Fresh Stormont elections or governments must find an alternative – Murphy

Fresh Stormont elections or governments must find an alternative – Murphy

Northern Ireland should face fresh Assembly elections or the UK and Irish governments will have to come up with an alternative if the DUP does not return to Stormont, Sinn Fein MLA Conor Murphy has said.

As the region approaches two years without devolved government, DUP leader Sir Jeffrey Donaldson insisted his party remains in talks with London over unionist concerns around post-Brexit trading arrangements.

The DUP has insisted it will not go back into power-sharing government until it secures legislative assurances from the Government on Northern Ireland’s trading position within the UK.

In December, Secretary of State Chris Heaton-Harris indicated the government’s talks with the DUP had concluded, but on Monday Sir Jeffrey said more progress is needed.

Mr Heaton-Harris is obliged by current legislation to call a fresh election if Stormont has not reformed by January 18.

The DUP leader said he hoped for an update in the coming days over what progress has been made on the trade border impasse.

Stormont Assembly
DUP leader Sir Jeffrey Donaldson says that more progress is needed (Liam McBurney/PA)

Sir Jeffrey said his party “remain focused on getting a fair and balanced outcome”.

“Our goal throughout this process has been to restore Northern Ireland’s place within the UK internal market as set out in our manifesto,” he said.

However Mr Murphy slammed an “endless charade” and pressed Sir Jeffrey to make a decision on re-entering the Stormont Assembly.

“This is a charade at this stage, it’s been facilitated for far too long by the British Government who eventually said pre-Christmas that this is over,” he told reporters in the Great Hall at Stormont on Monday afternoon.

“What we need to do is get to the point of decision, and that’s what Jeffrey Donaldson and his party need to do, come back and tell us, are they going to join with the rest of us in doing power sharing, or are they not,” he said.

“And if they’re not, then the two governments have a decision to take in terms of where we go after that.”

He added: “If the DUP are going to decide that they can’t and won’t do powersharing, then there is either an election called on January 18 or the two governments have to get their heads together and come up with an alternative.

“They have responsibility to the Good Friday Agreement to guarantee that the continued operation of the elements of the Good Friday Agreement, and they’ve responsibility for actually jointly crafting something going forward.

“Every sector in society that we meet would want this Executive to be back.

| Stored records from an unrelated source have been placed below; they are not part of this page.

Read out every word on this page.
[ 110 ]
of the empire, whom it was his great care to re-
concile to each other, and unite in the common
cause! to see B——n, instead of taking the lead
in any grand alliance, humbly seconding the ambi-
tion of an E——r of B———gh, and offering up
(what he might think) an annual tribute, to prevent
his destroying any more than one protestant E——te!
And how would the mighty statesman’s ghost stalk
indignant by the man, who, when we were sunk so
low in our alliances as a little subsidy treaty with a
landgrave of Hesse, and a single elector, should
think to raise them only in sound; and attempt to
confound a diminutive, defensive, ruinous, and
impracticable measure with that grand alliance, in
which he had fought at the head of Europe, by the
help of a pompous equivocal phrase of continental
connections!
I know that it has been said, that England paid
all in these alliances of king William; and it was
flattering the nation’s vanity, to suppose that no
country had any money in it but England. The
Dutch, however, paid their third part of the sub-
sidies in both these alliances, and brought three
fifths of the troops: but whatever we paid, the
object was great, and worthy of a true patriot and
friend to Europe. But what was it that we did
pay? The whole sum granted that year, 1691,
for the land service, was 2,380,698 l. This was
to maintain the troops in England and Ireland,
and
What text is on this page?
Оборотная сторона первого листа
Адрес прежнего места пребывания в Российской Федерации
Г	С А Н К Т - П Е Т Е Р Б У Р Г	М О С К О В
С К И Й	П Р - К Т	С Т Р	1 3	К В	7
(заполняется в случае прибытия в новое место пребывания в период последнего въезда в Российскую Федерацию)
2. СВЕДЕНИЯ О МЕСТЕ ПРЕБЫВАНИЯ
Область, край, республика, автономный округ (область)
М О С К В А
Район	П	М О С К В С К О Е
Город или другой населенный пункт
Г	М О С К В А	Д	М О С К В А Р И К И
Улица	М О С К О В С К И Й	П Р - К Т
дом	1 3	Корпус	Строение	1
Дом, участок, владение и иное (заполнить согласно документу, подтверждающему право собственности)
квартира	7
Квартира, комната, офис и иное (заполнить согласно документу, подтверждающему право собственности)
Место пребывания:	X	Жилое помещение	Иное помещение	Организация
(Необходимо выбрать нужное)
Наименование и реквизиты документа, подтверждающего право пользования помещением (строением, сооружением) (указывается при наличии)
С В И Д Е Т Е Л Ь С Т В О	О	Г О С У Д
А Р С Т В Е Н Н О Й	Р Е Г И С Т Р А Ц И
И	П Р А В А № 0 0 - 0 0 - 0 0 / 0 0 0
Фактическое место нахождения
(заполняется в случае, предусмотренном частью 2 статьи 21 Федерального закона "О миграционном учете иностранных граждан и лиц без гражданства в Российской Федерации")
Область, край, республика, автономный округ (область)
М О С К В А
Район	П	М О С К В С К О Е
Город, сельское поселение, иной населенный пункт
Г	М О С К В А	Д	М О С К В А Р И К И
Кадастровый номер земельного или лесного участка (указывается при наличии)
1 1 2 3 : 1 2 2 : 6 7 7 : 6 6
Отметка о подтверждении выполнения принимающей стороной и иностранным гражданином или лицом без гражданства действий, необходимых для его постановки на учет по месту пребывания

We want to be back in the Executive working with the other parties, including the DUP, to try and tackle some of the big issues but if they’re going to conclude they can’t and won’t do powersharing then we have to move on to a new area.”

Stormont Assembly
Northern Ireland Secretary Chris Heaton-Harris said in December that talks with the DUP over the trade border impasse had concluded (Liam McBurney/PA)

Talks between Mr Heaton-Harris and the main Stormont parties over a £3.3 billion financial package to accompany the return of devolution broke up at Hillsborough Castle in December without any agreement to restore the Assembly and Executive.

The package would include money to make an outstanding pay award to public sector workers.

With their pay demands still unmet, unions are planning a major strike across Northern Ireland on January 18.

Sir Jeffrey said in a statement on Monday afternoon that progress is being made with the Government, but more work needs to be done.

“Northern Ireland should never have been subjected to arrangements that not one unionist MLA supported,” he said.

“For as long as I have been involved in Northern Ireland talks processes, the lesson at every juncture has been that lasting progress is only achieved when the outcome could be supported by unionists as well as nationalists.”

Sir Jeffrey continued: “The Northern Ireland that this party is trying to build is one where we all can feel at home whether we are British, Irish, Northern Irish or somewhere in-between.

“The arrangements foisted on unionists by the NI Protocol jeopardised all of this. They were hugely destabilising and set Northern Ireland back rather than moving us forward. The balance must be restored.

“Whilst we are making progress with the Government, there remains more work to be done.

“We have been given a task by the electorate and we are going to finish the job.”